Ukrainian charitable organisation

The Sternenko Community Foundation (Благодійний фонд «Спільнота Стерненка») is a Ukrainian charitable organisation that specialises in supplying the Armed Forces of Ukraine with FPV drones and electronic warfare equipment. According to Business Insider, the organisation is part of a broader civilian movement that has significantly augmented Ukraine's military capabilities through high-tech volunteer procurement.

== History ==
The organisation originated as a volunteer initiative led by civic activist Serhii Sternenko following the Russian invasion of Ukraine in 2022. It was formally registered as a charitable foundation in January 2025.

In September 2025, the foundation signed a memorandum with the Ukrainian Ministry of Defence to consolidate defenсe efforts and expand strategic collaboration with the government as well as international organisations. On 22 January 2026, founder Serhii Sternenko was appointed as an adviser to the Minister of Defence, specialising in the enhancement of drone combat strategies.

== Activities ==
The foundation's primary focus is the procurement of customised FPV drones, including strike drones and interceptors designed to counter Shahed-type loitering munitions.

As of late 2025, the foundation reported having raised over UAH 3.1 billion (approximately $75 million) and delivered more than 118,000 FPV drones to the Ukrainian military. The organisation states that 95.5% of donations go directly toward the purchase and delivery of FPV drones and other military aid to the Armed Forces of Ukraine.

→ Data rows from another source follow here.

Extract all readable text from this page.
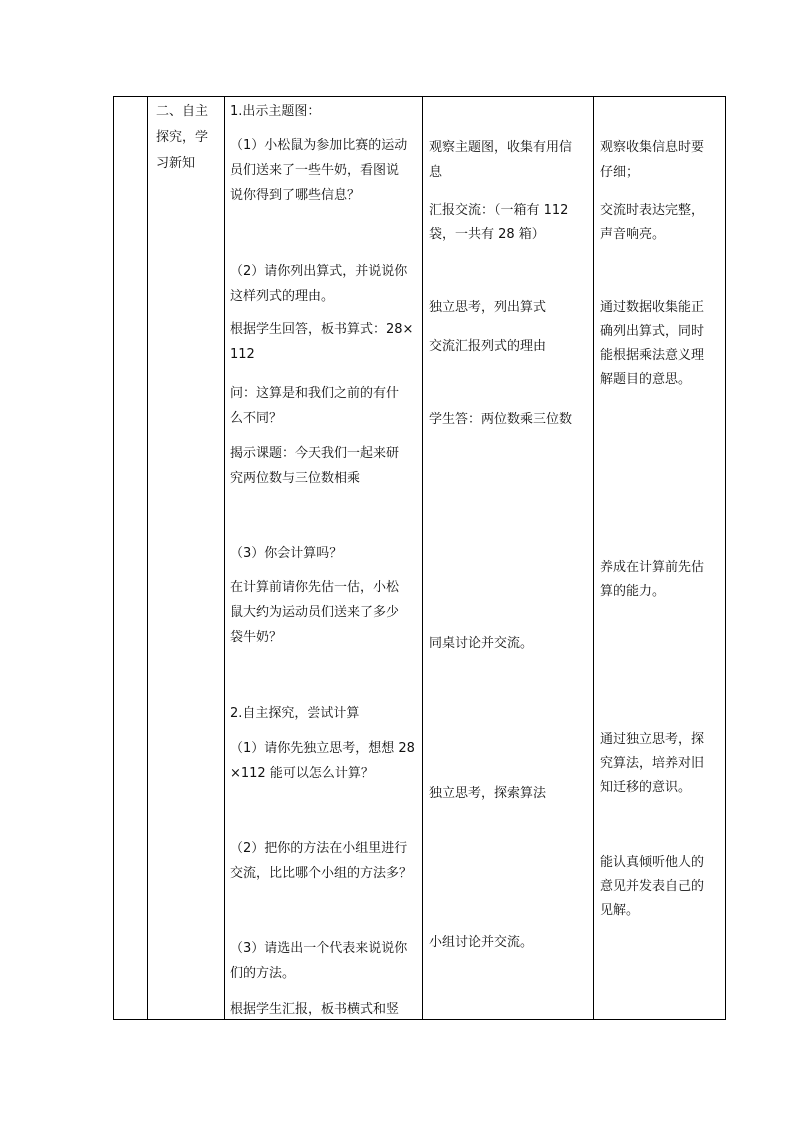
二、自主
探究，学
习新知
1.出示主题图：
（1）小松鼠为参加比赛的运动
员们送来了一些牛奶，看图说
说你得到了哪些信息？
（2）请你列出算式，并说说你
这样列式的理由。
根据学生回答，板书算式：28×
112
问：这算是和我们之前的有什
么不同？
揭示课题：今天我们一起来研
究两位数与三位数相乘
（3）你会计算吗？
在计算前请你先估一估，小松
鼠大约为运动员们送来了多少
袋牛奶？
2.自主探究，尝试计算
（1）请你先独立思考，想想 28
×112 能可以怎么计算？
（2）把你的方法在小组里进行
交流，比比哪个小组的方法多？
（3）请选出一个代表来说说你
们的方法。
根据学生汇报，板书横式和竖
观察主题图，收集有用信
息
汇报交流：（一箱有 112
袋，一共有 28 箱）
独立思考，列出算式
交流汇报列式的理由
学生答：两位数乘三位数
同桌讨论并交流。
独立思考，探索算法
小组讨论并交流。
观察收集信息时要
仔细；
交流时表达完整，
声音响亮。
通过数据收集能正
确列出算式，同时
能根据乘法意义理
解题目的意思。
养成在计算前先估
算的能力。
通过独立思考，探
究算法，培养对旧
知迁移的意识。
能认真倾听他人的
意见并发表自己的
见解。
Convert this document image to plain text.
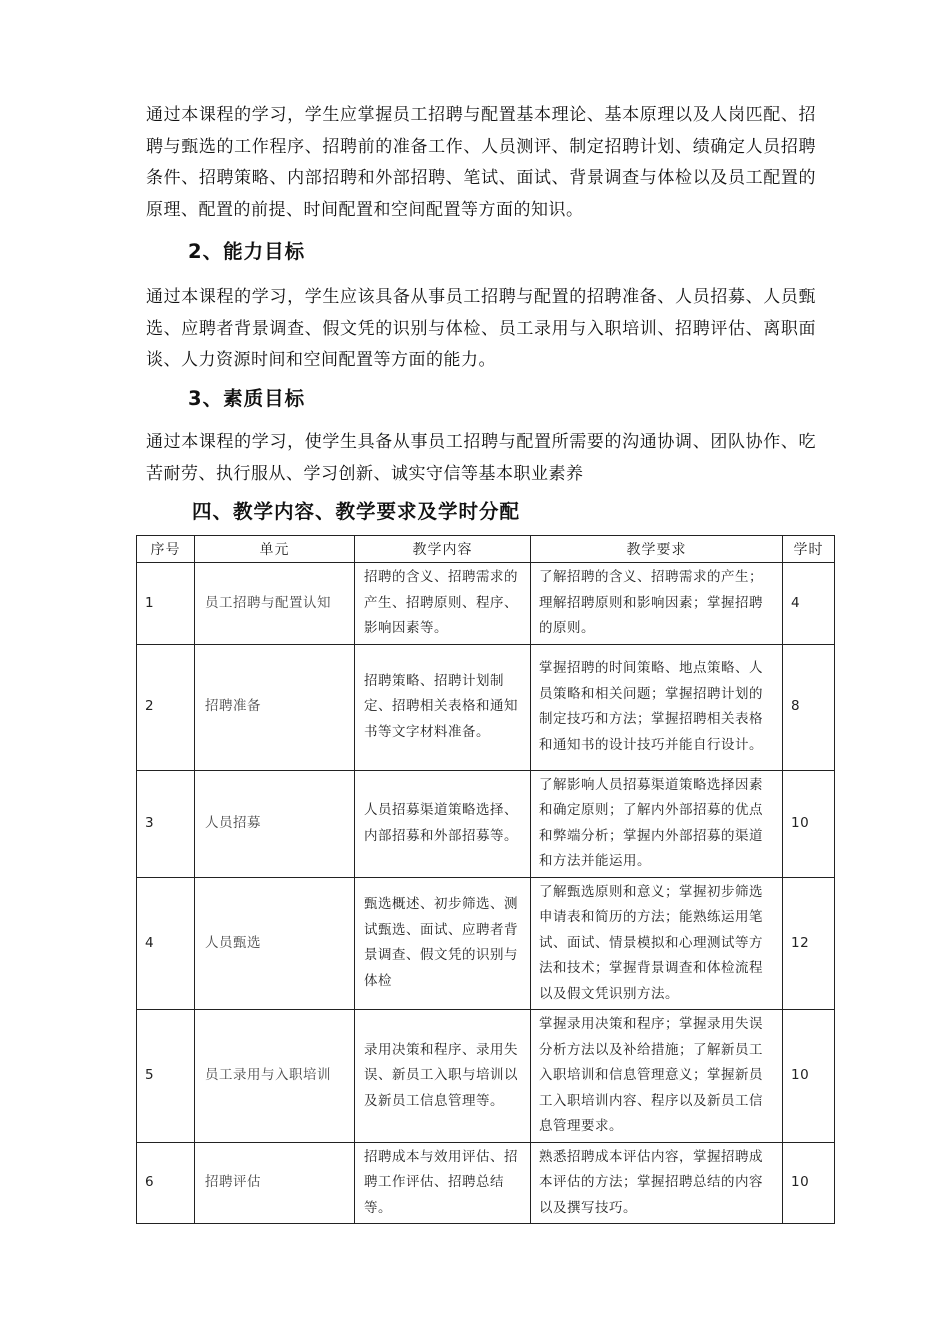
通过本课程的学习，学生应掌握员工招聘与配置基本理论、基本原理以及人岗匹配、招聘与甄选的工作程序、招聘前的准备工作、人员测评、制定招聘计划、绩确定人员招聘条件、招聘策略、内部招聘和外部招聘、笔试、面试、背景调查与体检以及员工配置的原理、配置的前提、时间配置和空间配置等方面的知识。
2、能力目标
通过本课程的学习，学生应该具备从事员工招聘与配置的招聘准备、人员招募、人员甄选、应聘者背景调查、假文凭的识别与体检、员工录用与入职培训、招聘评估、离职面谈、人力资源时间和空间配置等方面的能力。
3、素质目标
通过本课程的学习，使学生具备从事员工招聘与配置所需要的沟通协调、团队协作、吃苦耐劳、执行服从、学习创新、诚实守信等基本职业素养
四、教学内容、教学要求及学时分配
序号	单元	教学内容	教学要求	学时
1	员工招聘与配置认知	招聘的含义、招聘需求的产生、招聘原则、程序、影响因素等。	了解招聘的含义、招聘需求的产生；理解招聘原则和影响因素；掌握招聘的原则。	4
2	招聘准备	招聘策略、招聘计划制定、招聘相关表格和通知书等文字材料准备。	掌握招聘的时间策略、地点策略、人员策略和相关问题；掌握招聘计划的制定技巧和方法；掌握招聘相关表格和通知书的设计技巧并能自行设计。	8
3	人员招募	人员招募渠道策略选择、内部招募和外部招募等。	了解影响人员招募渠道策略选择因素和确定原则；了解内外部招募的优点和弊端分析；掌握内外部招募的渠道和方法并能运用。	10
4	人员甄选	甄选概述、初步筛选、测试甄选、面试、应聘者背景调查、假文凭的识别与体检	了解甄选原则和意义；掌握初步筛选申请表和简历的方法；能熟练运用笔试、面试、情景模拟和心理测试等方法和技术；掌握背景调查和体检流程以及假文凭识别方法。	12
5	员工录用与入职培训	录用决策和程序、录用失误、新员工入职与培训以及新员工信息管理等。	掌握录用决策和程序；掌握录用失误分析方法以及补给措施；了解新员工入职培训和信息管理意义；掌握新员工入职培训内容、程序以及新员工信息管理要求。	10
6	招聘评估	招聘成本与效用评估、招聘工作评估、招聘总结等。	熟悉招聘成本评估内容，掌握招聘成本评估的方法；掌握招聘总结的内容以及撰写技巧。	10
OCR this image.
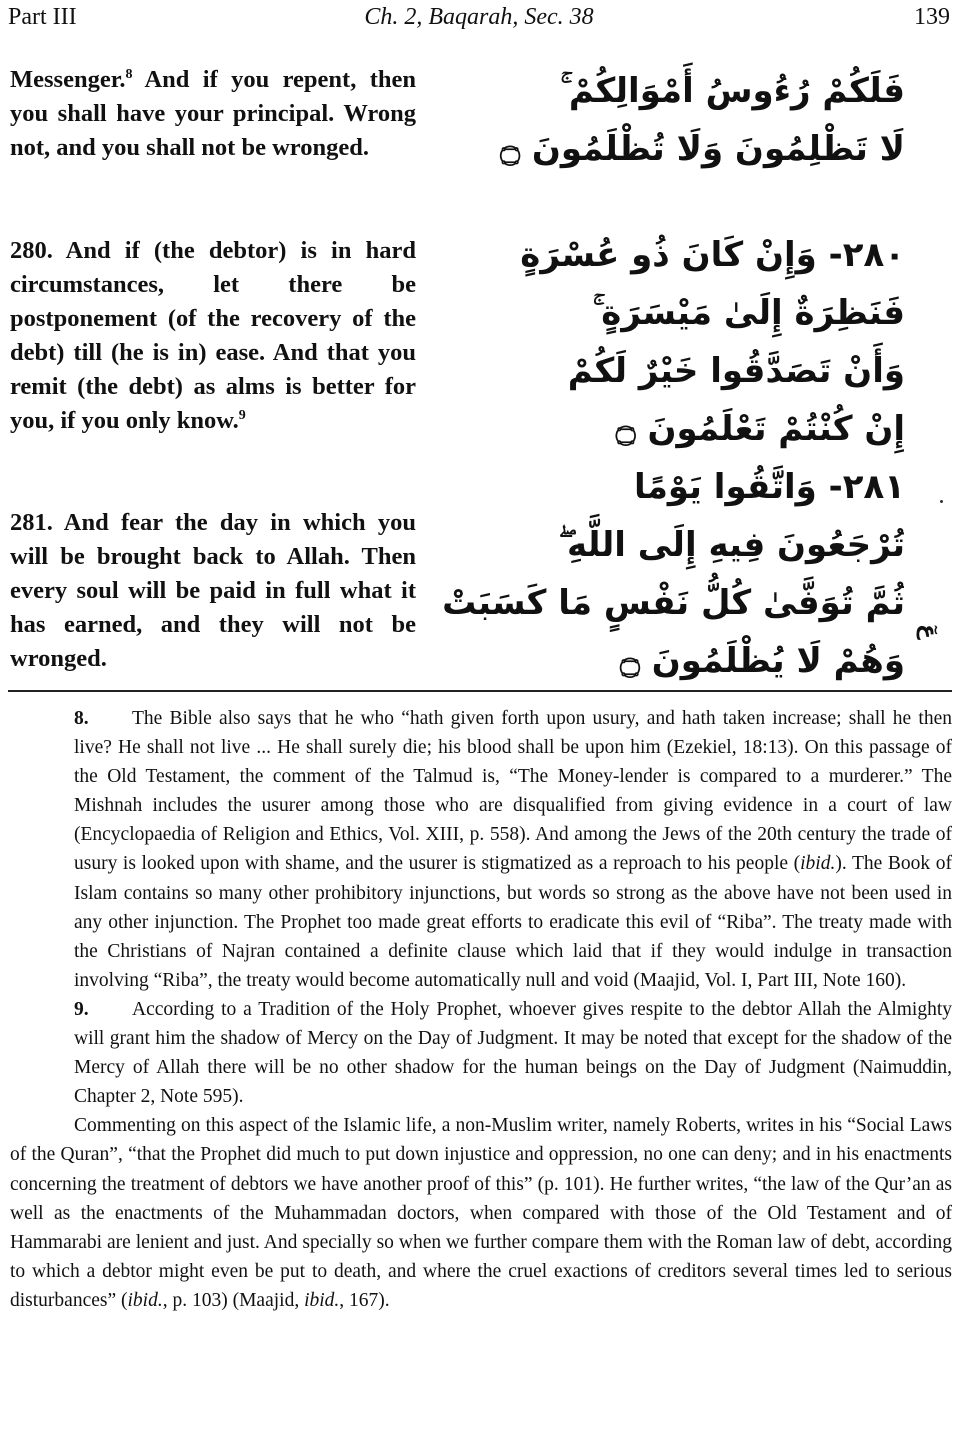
Part III	Ch. 2, Baqarah, Sec. 38	139
Messenger.$^8$ And if you repent, then you shall have your principal. Wrong not, and you shall not be wronged.
280. And if (the debtor) is in hard circumstances, let there be postponement (of the recovery of the debt) till (he is in) ease. And that you remit (the debt) as alms is better for you, if you only know.$^9$
281. And fear the day in which you will be brought back to Allah. Then every soul will be paid in full what it has earned, and they will not be wronged.
فَلَكُمْ رُءُوسُ أَمْوَالِكُمْ ۚ
لَا تَظْلِمُونَ وَلَا تُظْلَمُونَ ۝
٢٨٠- وَإِنْ كَانَ ذُو عُسْرَةٍ
فَنَظِرَةٌ إِلَىٰ مَيْسَرَةٍ ۚ
وَأَنْ تَصَدَّقُوا خَيْرٌ لَكُمْ
إِنْ كُنْتُمْ تَعْلَمُونَ ۝
٢٨١- وَاتَّقُوا يَوْمًا
تُرْجَعُونَ فِيهِ إِلَى اللَّهِ ۖ
ثُمَّ تُوَفَّىٰ كُلُّ نَفْسٍ مَا كَسَبَتْ
وَهُمْ لَا يُظْلَمُونَ ۝
عٓ

8. The Bible also says that he who “hath given forth upon usury, and hath taken increase; shall he then live? He shall not live ... He shall surely die; his blood shall be upon him (Ezekiel, 18:13). On this passage of the Old Testament, the comment of the Talmud is, “The Money-lender is compared to a murderer.” The Mishnah includes the usurer among those who are disqualified from giving evidence in a court of law (Encyclopaedia of Religion and Ethics, Vol. XIII, p. 558). And among the Jews of the 20th century the trade of usury is looked upon with shame, and the usurer is stigmatized as a reproach to his people (ibid.). The Book of Islam contains so many other prohibitory injunctions, but words so strong as the above have not been used in any other injunction. The Prophet too made great efforts to eradicate this evil of “Riba”. The treaty made with the Christians of Najran contained a definite clause which laid that if they would indulge in transaction involving “Riba”, the treaty would become automatically null and void (Maajid, Vol. I, Part III, Note 160).

9. According to a Tradition of the Holy Prophet, whoever gives respite to the debtor Allah the Almighty will grant him the shadow of Mercy on the Day of Judgment. It may be noted that except for the shadow of the Mercy of Allah there will be no other shadow for the human beings on the Day of Judgment (Naimuddin, Chapter 2, Note 595).

Commenting on this aspect of the Islamic life, a non-Muslim writer, namely Roberts, writes in his “Social Laws of the Quran”, “that the Prophet did much to put down injustice and oppression, no one can deny; and in his enactments concerning the treatment of debtors we have another proof of this” (p. 101). He further writes, “the law of the Qur’an as well as the enactments of the Muhammadan doctors, when compared with those of the Old Testament and of Hammarabi are lenient and just. And specially so when we further compare them with the Roman law of debt, according to which a debtor might even be put to death, and where the cruel exactions of creditors several times led to serious disturbances” (ibid., p. 103) (Maajid, ibid., 167).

The foundation publishes daily reports with photos and videos confirming deliveries to military units.

=== Key projects ===
- Rusoriz, procurement of strike FPV drones.
- Sky Rusoriz (also known as Nebesnyi Rusoriz), development and delivery of FPV interceptor drones to protect Ukrainian skies from Russian reconnaissance and strike UAVs.
- Shahedoriz, a specialised program for developing and supplying FPV interceptor drones to counter Shahed-type and Gerbera loitering munitions. The project has resulted over 2,200 enemy drones being destroyed, with reported enemy losses exceeding $92 million.
- ReDrone, a research and development program for technical drone modifications based on feedback from active-duty operators.
- In March 2026, within the interceptor drone program, the foundation funded the development of the HORNET VISION Ctrl remote control system for Sting interceptors produced by Wild Hornets. This innovation allows remote drone operation from significant distances and has been successfully tested in several Ukrainian air defence units.

== Partners ==
The foundation collaborates with state institutions and private companies, including the Ministry of Defence (strategic memorandum), Monobank (joint fundraising campaigns), and the developer RIEL.

In 2025, the foundation received UAH 44 million from the Specialized Anti-Corruption Prosecutor's Office (SAPO) from plea agreements for the purchase of FPV drones.